Centres of Vocational Excellence (CoVEs) in Times of Crisis
Vocational excellence has a variety of connotations. Excellence in the context of vocational education and training (VET) usually refers to high quality of training and education but also to relevance in relation to the world of work and to the attractiveness of the educational offer to learners and to employers. Vocational excellence may also imply an enlarged, more comprehensive and inclusive conceptualisation of skills provision – addressing innovation, pedagogy, social inclusion, organisational and professional learning and community needs.
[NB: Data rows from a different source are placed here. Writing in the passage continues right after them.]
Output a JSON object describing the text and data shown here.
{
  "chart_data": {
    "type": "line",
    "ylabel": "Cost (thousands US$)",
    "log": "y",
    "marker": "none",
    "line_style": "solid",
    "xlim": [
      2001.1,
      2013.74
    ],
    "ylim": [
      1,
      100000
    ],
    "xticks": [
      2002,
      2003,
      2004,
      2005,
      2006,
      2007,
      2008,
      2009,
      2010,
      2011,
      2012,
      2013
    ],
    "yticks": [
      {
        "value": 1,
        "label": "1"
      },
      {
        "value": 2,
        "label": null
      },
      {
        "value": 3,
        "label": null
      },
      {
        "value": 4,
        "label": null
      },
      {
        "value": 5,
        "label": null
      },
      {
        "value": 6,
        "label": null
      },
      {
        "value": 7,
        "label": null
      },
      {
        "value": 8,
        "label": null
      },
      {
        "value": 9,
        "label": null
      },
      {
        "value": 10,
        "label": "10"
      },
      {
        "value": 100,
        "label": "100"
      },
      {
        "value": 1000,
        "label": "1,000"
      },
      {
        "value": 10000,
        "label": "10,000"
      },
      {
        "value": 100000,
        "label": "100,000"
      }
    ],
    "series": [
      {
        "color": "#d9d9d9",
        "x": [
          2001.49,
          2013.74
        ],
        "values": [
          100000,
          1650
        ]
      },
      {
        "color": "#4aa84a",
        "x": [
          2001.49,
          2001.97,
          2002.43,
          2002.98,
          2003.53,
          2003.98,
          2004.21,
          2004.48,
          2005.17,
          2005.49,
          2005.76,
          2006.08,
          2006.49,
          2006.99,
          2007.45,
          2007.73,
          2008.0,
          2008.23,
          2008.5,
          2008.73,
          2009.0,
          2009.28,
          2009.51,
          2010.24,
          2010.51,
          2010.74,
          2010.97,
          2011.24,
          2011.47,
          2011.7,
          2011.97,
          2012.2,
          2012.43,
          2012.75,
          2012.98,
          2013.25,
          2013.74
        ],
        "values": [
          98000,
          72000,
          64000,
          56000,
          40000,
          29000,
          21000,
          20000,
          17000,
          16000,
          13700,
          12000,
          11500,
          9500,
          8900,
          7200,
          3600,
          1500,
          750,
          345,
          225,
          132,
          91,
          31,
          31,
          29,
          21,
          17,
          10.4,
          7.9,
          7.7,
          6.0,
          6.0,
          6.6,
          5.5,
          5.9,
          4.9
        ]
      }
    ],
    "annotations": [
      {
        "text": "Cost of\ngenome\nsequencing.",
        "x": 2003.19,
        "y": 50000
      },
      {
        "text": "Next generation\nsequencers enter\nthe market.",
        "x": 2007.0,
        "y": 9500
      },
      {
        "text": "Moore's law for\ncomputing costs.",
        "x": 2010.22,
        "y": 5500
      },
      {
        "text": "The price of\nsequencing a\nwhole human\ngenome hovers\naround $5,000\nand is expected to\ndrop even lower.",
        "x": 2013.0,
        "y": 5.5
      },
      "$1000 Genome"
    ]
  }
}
Sometimes, the term vocational excellence is instrumentalised in policy-making and made to serve as a euphemism for other reforms: rationalisation, restructuring of governance, cost-reduction, heightened accountability or greater competition. Centres of vocational excellence (CoVEs) can be understood as the institution that embodies vocational excellence. However, the purpose, structure and functions of CoVEs vary greatly from one context to another. Differences and similarities are often disguised by the use of specific terminology and nomenclature. CoVEs are assigned different roles in policy-making and enjoy different levels of political commitment and prioritisation of resources. Quite often, CoVEs exist in isolation and in the absence of partnerships at national and international level. Sometimes CoVEs are fundamentally skills providers – vocational schools or training centres – but sometimes they are coordination or development centres or networks rather than providers.
At EU level, CoVEs is an emerging priority associated to VET, for which the European Commission currently runs pilot projects and foresees funding via the new Erasmus programme post -2020. The EU is aiming to support the development of Platforms of Centres of Vocational Excellence at transnational level within common sectors or across common issues while also supporting at national level the development of new centres of vocational excellence.
Within this background, the ETF has done a mapping exercise in partner countries aiming to identify the perceptions on CoVEs and identify good examples. The findings of mapping together with desk research and analysis are recorded in the ETF paper Centres of Vocational Excellence – An engine for VET development?. In the current times of crisis due to the outbreak of Covid19, the ETF focused attention on the special elements of CoVES that make them more resilient in times of crisis. Elements like autonomy of CoVEs, infrastructure and competences of teachers have had a special importance in supporting learning and training in these conditions. Furthermore, these elements among others, formed the basis of partnerships and cooperation among institutions.
The ETF has launched in 2020 an international Network of CoVEs which aims to support CoVEs and offer a platform for continuous exchange of practices and partnerships among new and existing CoVEs at local, national or international level. Thus, the Network is becoming the tool to identify needs, provide opportunities for exchange of knowledge and good practices and facilitate international partnerships. In particular, it can help open up opportunities for funding and help drive VET change towards better quality and excellence of VET provision.